Kedua, prioritaskan investasi infrastruktur digital untuk wilayah pedesaan dan koperasi : Infrastruktur jaringan, platform keterlacakan, perangkat lunak manajemen, dan lantai perdagangan elektronik perlu diterapkan secara luas. Model "Pasar produk daring untuk etnis minoritas dan wilayah pegunungan" dari Aliansi Koperasi Vietnam merupakan contoh yang perlu direplikasi.
Ketiga, Pelatihan SDM digital untuk koperasi : Manusia adalah pusat transformasi digital. Oleh karena itu, ribuan pelatihan tentang manajemen teknologi, e-commerce, dan komunikasi digital harus diterapkan secara sinkron dari tingkat pusat hingga daerah.
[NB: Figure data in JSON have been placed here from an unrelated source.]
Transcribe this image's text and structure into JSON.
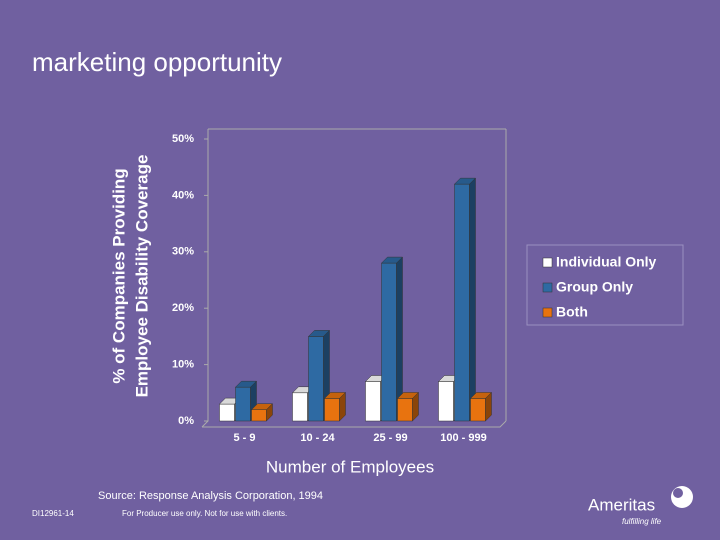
{
  "chart_data": {
    "type": "bar3d",
    "title": "marketing opportunity",
    "y_label": [
      "% of Companies Providing",
      "Employee Disability Coverage"
    ],
    "x_label": "Number of Employees",
    "source": "Source: Response Analysis Corporation, 1994",
    "footer_code": "DI12961-14",
    "footer_note": "For Producer use only. Not for use with clients.",
    "logo": {
      "name": "Ameritas",
      "tagline": "fulfilling life"
    },
    "categories": [
      "5 - 9",
      "10 - 24",
      "25 - 99",
      "100 - 999"
    ],
    "series": [
      {
        "name": "Individual Only",
        "color": "#ffffff",
        "values": [
          3,
          5,
          7,
          7
        ]
      },
      {
        "name": "Group Only",
        "color": "#2e6aa3",
        "values": [
          6,
          15,
          28,
          42
        ]
      },
      {
        "name": "Both",
        "color": "#e8730f",
        "values": [
          2,
          4,
          4,
          4
        ]
      }
    ],
    "ylim": [
      0,
      50
    ],
    "yticks": [
      {
        "value": 0,
        "label": "0%"
      },
      {
        "value": 10,
        "label": "10%"
      },
      {
        "value": 20,
        "label": "20%"
      },
      {
        "value": 30,
        "label": "30%"
      },
      {
        "value": 40,
        "label": "40%"
      },
      {
        "value": 50,
        "label": "50%"
      }
    ],
    "legend": "right"
  }
}
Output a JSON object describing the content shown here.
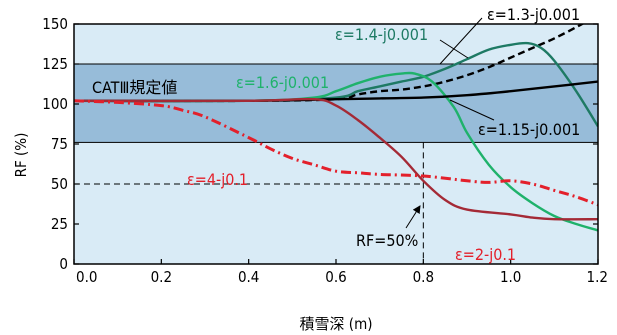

Koperasi mengharapkan bahwa Resolusi 57 tidak berhenti pada orientasi tetapi akan dikonkretkan melalui kebijakan dukungan infrastruktur, proyek percontohan, program pelatihan dan model penerapan praktis.
Aliansi Koperasi Vietnam diharapkan terus memainkan peran sebagai "jembatan", menghadirkan teknologi dan inovasi ke dalam kehidupan produksi, membantu koperasi tidak hanya "mengetahui", tetapi juga "melakukan", "berhasil", dan "berkembang secara berkelanjutan melalui teknologi".